Allerdings erfordert es eine spezielle Waffe, um einem großen Beutetier mit muskulösem Nacken und massiven Wirbelknochen den Todesstoß zu versetzen. Große Pflanzenfresser (Herbivore) hatte es schon vor 50 Millionen Jahren gegeben, und so waren die Katzen weder die ersten, die mit diesem Problem konfrontiert waren, noch die ersten, die es lösten. Die Lösung - Säbelzähne - wurde unabhängig von mindestens vier Säugetier-Gruppen auf drei Kontinenten erfunden.

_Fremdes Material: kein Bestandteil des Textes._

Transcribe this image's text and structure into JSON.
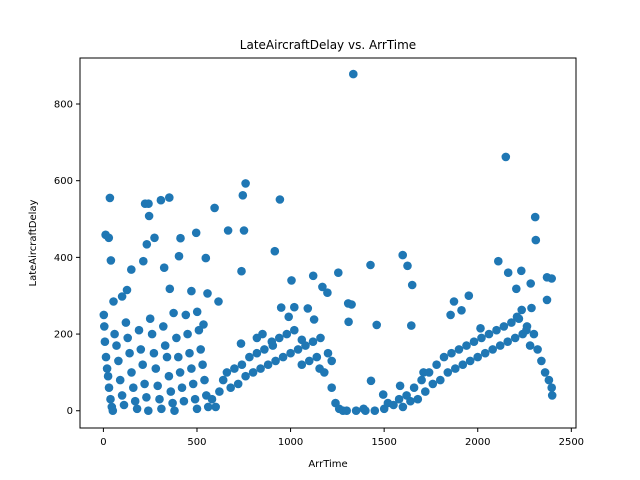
{
  "chart_data": {
    "type": "scatter",
    "title": "LateAircraftDelay vs. ArrTime",
    "xlabel": "ArrTime",
    "ylabel": "LateAircraftDelay",
    "xlim": [
      -125,
      2525
    ],
    "ylim": [
      -45,
      920
    ],
    "x_ticks": [
      0,
      500,
      1000,
      1500,
      2000,
      2500
    ],
    "y_ticks": [
      0,
      200,
      400,
      600,
      800
    ],
    "grid": false,
    "marker_color": "#1f77b4",
    "series": [
      {
        "points": [
          [
            1335,
            878
          ],
          [
            2150,
            662
          ],
          [
            760,
            593
          ],
          [
            745,
            562
          ],
          [
            35,
            555
          ],
          [
            352,
            556
          ],
          [
            943,
            551
          ],
          [
            307,
            549
          ],
          [
            223,
            540
          ],
          [
            241,
            540
          ],
          [
            594,
            529
          ],
          [
            244,
            508
          ],
          [
            2307,
            505
          ],
          [
            666,
            470
          ],
          [
            751,
            470
          ],
          [
            496,
            464
          ],
          [
            12,
            459
          ],
          [
            29,
            451
          ],
          [
            273,
            451
          ],
          [
            412,
            450
          ],
          [
            2310,
            445
          ],
          [
            232,
            434
          ],
          [
            916,
            416
          ],
          [
            1599,
            406
          ],
          [
            404,
            403
          ],
          [
            547,
            398
          ],
          [
            40,
            392
          ],
          [
            213,
            390
          ],
          [
            2110,
            390
          ],
          [
            1427,
            380
          ],
          [
            1625,
            378
          ],
          [
            325,
            373
          ],
          [
            738,
            364
          ],
          [
            1255,
            360
          ],
          [
            2163,
            360
          ],
          [
            2233,
            365
          ],
          [
            149,
            368
          ],
          [
            1121,
            352
          ],
          [
            2370,
            348
          ],
          [
            2395,
            345
          ],
          [
            1005,
            340
          ],
          [
            2283,
            332
          ],
          [
            1650,
            328
          ],
          [
            1170,
            323
          ],
          [
            2206,
            318
          ],
          [
            355,
            318
          ],
          [
            126,
            315
          ],
          [
            470,
            312
          ],
          [
            1197,
            308
          ],
          [
            556,
            306
          ],
          [
            1952,
            300
          ],
          [
            100,
            298
          ],
          [
            2370,
            289
          ],
          [
            1873,
            285
          ],
          [
            615,
            285
          ],
          [
            54,
            285
          ],
          [
            1308,
            280
          ],
          [
            1326,
            277
          ],
          [
            1020,
            270
          ],
          [
            950,
            269
          ],
          [
            2287,
            268
          ],
          [
            1092,
            267
          ],
          [
            2235,
            263
          ],
          [
            1913,
            262
          ],
          [
            501,
            258
          ],
          [
            375,
            255
          ],
          [
            1855,
            250
          ],
          [
            2210,
            245
          ],
          [
            990,
            245
          ],
          [
            1126,
            238
          ],
          [
            1310,
            232
          ],
          [
            1460,
            224
          ],
          [
            1645,
            222
          ],
          [
            2263,
            220
          ],
          [
            2015,
            215
          ],
          [
            535,
            225
          ],
          [
            735,
            175
          ],
          [
            1220,
            130
          ],
          [
            1155,
            110
          ],
          [
            1495,
            42
          ],
          [
            1585,
            65
          ],
          [
            1710,
            100
          ],
          [
            850,
            200
          ],
          [
            820,
            190
          ],
          [
            1060,
            185
          ],
          [
            905,
            170
          ],
          [
            1390,
            5
          ],
          [
            1430,
            78
          ],
          [
            2,
            250
          ],
          [
            5,
            220
          ],
          [
            8,
            180
          ],
          [
            14,
            140
          ],
          [
            20,
            110
          ],
          [
            25,
            90
          ],
          [
            30,
            60
          ],
          [
            38,
            30
          ],
          [
            45,
            10
          ],
          [
            50,
            0
          ],
          [
            60,
            200
          ],
          [
            70,
            170
          ],
          [
            80,
            130
          ],
          [
            90,
            80
          ],
          [
            100,
            40
          ],
          [
            110,
            15
          ],
          [
            120,
            230
          ],
          [
            130,
            190
          ],
          [
            140,
            150
          ],
          [
            150,
            100
          ],
          [
            160,
            60
          ],
          [
            170,
            25
          ],
          [
            180,
            5
          ],
          [
            190,
            210
          ],
          [
            200,
            160
          ],
          [
            210,
            120
          ],
          [
            220,
            70
          ],
          [
            230,
            35
          ],
          [
            240,
            0
          ],
          [
            250,
            240
          ],
          [
            260,
            200
          ],
          [
            270,
            150
          ],
          [
            280,
            110
          ],
          [
            290,
            65
          ],
          [
            300,
            30
          ],
          [
            310,
            5
          ],
          [
            320,
            220
          ],
          [
            330,
            170
          ],
          [
            340,
            140
          ],
          [
            350,
            90
          ],
          [
            360,
            50
          ],
          [
            370,
            20
          ],
          [
            380,
            0
          ],
          [
            390,
            190
          ],
          [
            400,
            140
          ],
          [
            410,
            100
          ],
          [
            420,
            60
          ],
          [
            430,
            25
          ],
          [
            440,
            250
          ],
          [
            450,
            200
          ],
          [
            460,
            150
          ],
          [
            470,
            110
          ],
          [
            480,
            70
          ],
          [
            490,
            30
          ],
          [
            500,
            5
          ],
          [
            510,
            210
          ],
          [
            520,
            160
          ],
          [
            530,
            120
          ],
          [
            540,
            80
          ],
          [
            550,
            40
          ],
          [
            560,
            10
          ],
          [
            580,
            30
          ],
          [
            600,
            10
          ],
          [
            620,
            50
          ],
          [
            640,
            80
          ],
          [
            660,
            100
          ],
          [
            680,
            60
          ],
          [
            700,
            110
          ],
          [
            720,
            70
          ],
          [
            740,
            120
          ],
          [
            760,
            90
          ],
          [
            780,
            140
          ],
          [
            800,
            100
          ],
          [
            820,
            150
          ],
          [
            840,
            110
          ],
          [
            860,
            160
          ],
          [
            880,
            120
          ],
          [
            900,
            180
          ],
          [
            920,
            130
          ],
          [
            940,
            190
          ],
          [
            960,
            140
          ],
          [
            980,
            200
          ],
          [
            1000,
            150
          ],
          [
            1020,
            210
          ],
          [
            1040,
            160
          ],
          [
            1060,
            120
          ],
          [
            1080,
            170
          ],
          [
            1100,
            130
          ],
          [
            1120,
            180
          ],
          [
            1140,
            140
          ],
          [
            1160,
            190
          ],
          [
            1180,
            100
          ],
          [
            1200,
            150
          ],
          [
            1220,
            60
          ],
          [
            1240,
            20
          ],
          [
            1260,
            5
          ],
          [
            1280,
            0
          ],
          [
            1300,
            0
          ],
          [
            1350,
            0
          ],
          [
            1400,
            0
          ],
          [
            1450,
            0
          ],
          [
            1500,
            5
          ],
          [
            1520,
            20
          ],
          [
            1550,
            15
          ],
          [
            1580,
            30
          ],
          [
            1600,
            10
          ],
          [
            1620,
            40
          ],
          [
            1640,
            25
          ],
          [
            1660,
            60
          ],
          [
            1680,
            30
          ],
          [
            1700,
            80
          ],
          [
            1720,
            50
          ],
          [
            1740,
            100
          ],
          [
            1760,
            70
          ],
          [
            1780,
            120
          ],
          [
            1800,
            80
          ],
          [
            1820,
            140
          ],
          [
            1840,
            100
          ],
          [
            1860,
            150
          ],
          [
            1880,
            110
          ],
          [
            1900,
            160
          ],
          [
            1920,
            120
          ],
          [
            1940,
            170
          ],
          [
            1960,
            130
          ],
          [
            1980,
            180
          ],
          [
            2000,
            140
          ],
          [
            2020,
            190
          ],
          [
            2040,
            150
          ],
          [
            2060,
            200
          ],
          [
            2080,
            160
          ],
          [
            2100,
            210
          ],
          [
            2120,
            170
          ],
          [
            2140,
            220
          ],
          [
            2160,
            180
          ],
          [
            2180,
            230
          ],
          [
            2200,
            190
          ],
          [
            2220,
            240
          ],
          [
            2240,
            200
          ],
          [
            2260,
            210
          ],
          [
            2280,
            170
          ],
          [
            2300,
            200
          ],
          [
            2320,
            160
          ],
          [
            2340,
            130
          ],
          [
            2360,
            100
          ],
          [
            2380,
            80
          ],
          [
            2395,
            60
          ],
          [
            2398,
            40
          ]
        ]
      }
    ]
  }
}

Machaeroides, ein Urraubtier (Creodonta), war der erste, der vor 48 Millionen Jahren Säbelzähne entwickelte. Vor etwa 40 Millionen Jahren erfanden die Paläo-Säbelzähne (Nimravidae) diese Waffen und benutzten sie erfolgreich bis sie vor etwa 6 Millionen Jahren ausstarben. In Südamerika hatte der Beutelsäuger Thylacosmilus (das Taschenmesser) ebenfalls Säbelzähne. Das Aussterben der Paläo-Säbelzähne und des "Taschenmessers" fällt mit ihrer Begegnung mit der letzten Familie zusammen, die Säbelzähne entwickelte: den echten Katzen.

Smilodon-Skulptur
Diese Säbelzahnkatze flankiert den Eingang zum Museum von La Plata in Argentinien

Große Säbelzahnkatzen konnten Mega-Pflanzenfresser überwältigen, wie etwa riesige nashornähnliche Huftiere (Ungulata), deren ledrige Haut für konventionelle Angriffe fast undurchlässig war. Eine der bekanntesten Säbelzähne ist Smilodon, eine Katze, die sich vor etwa zwei Millionen Jahren in Nordamerika entwickelte. Smilodon war etwa so groß wie ein heutiger Schneeleopard (Uncia uncia, Panthera uncia), hatte einen Stummelschwanz und mächtige Vorderpranken, die sich an das Packen großer Beute angepasst hatten. Sein dicker muskulöser Hals endete in einem relativ großen Kopf mit kleinen Augen, fliehender Stirn und einem Maul mit zwei Säbelzähnen, die entlang ihrer äußeren Krümmung 18 cm maßen. Die Leute spekulierten, dass die Säbelzähne wie Eispickel beim Erklettern von Bäumen verwendet wurden, oder wie die Stoßzähne eines Walrosses, das nach Nahrung gräbt, oder um den Schädel der Beutetiere zu durchbohren. Es wurde auch vorgeschlagen, dass sie dazu verwendet wurden, um das Rückgrat zu zerbrechen, wie es heute kleine Katzen tun. Heutige Jaguare (Panthera onca), die relativ zu ihrer Größe die stärktste Beißkraft aller Großkatzen (Panthera) haben, verwenden ihre Eckzähne, um die Panzer von Schildkröten und Kaimanen zu durchbohren, die bis zu einem Drittel ihrer Beute im peruanischen Regenwald ausmachen. Sie sind auch die einzigen Großkatzen, die routinemäßig den Schädel ihrer Beute durchbohren. Allerdings zeigen Berechnungen, dass die Stiletto-ähnlichen Eckzähne von Smilodon zwar leicht Fleisch aufspießen konnten, aber beim Aufprall auf Knochenmaterial zerbrochen wären. Smilodon konnte seine Kiefer bis zu erstaunlichen 90 Grad öffnen, verglichen mit 70 Grad, wozu heutige Katzen fähig sind. Obwohl die Kiefermuskeln von Smilodon relativ enorm waren, scheint es nicht wahrscheinlich, dass sie bei maximaler Kieferöffnung weder in der Lage waren, zwei dicke Säbel durch ledrige Haut und Sehnen zu bohren, noch die Nackenmuskeln stark genug waren, um den Kopf mit den Zähnen hart genug in die Beute zu schlagen.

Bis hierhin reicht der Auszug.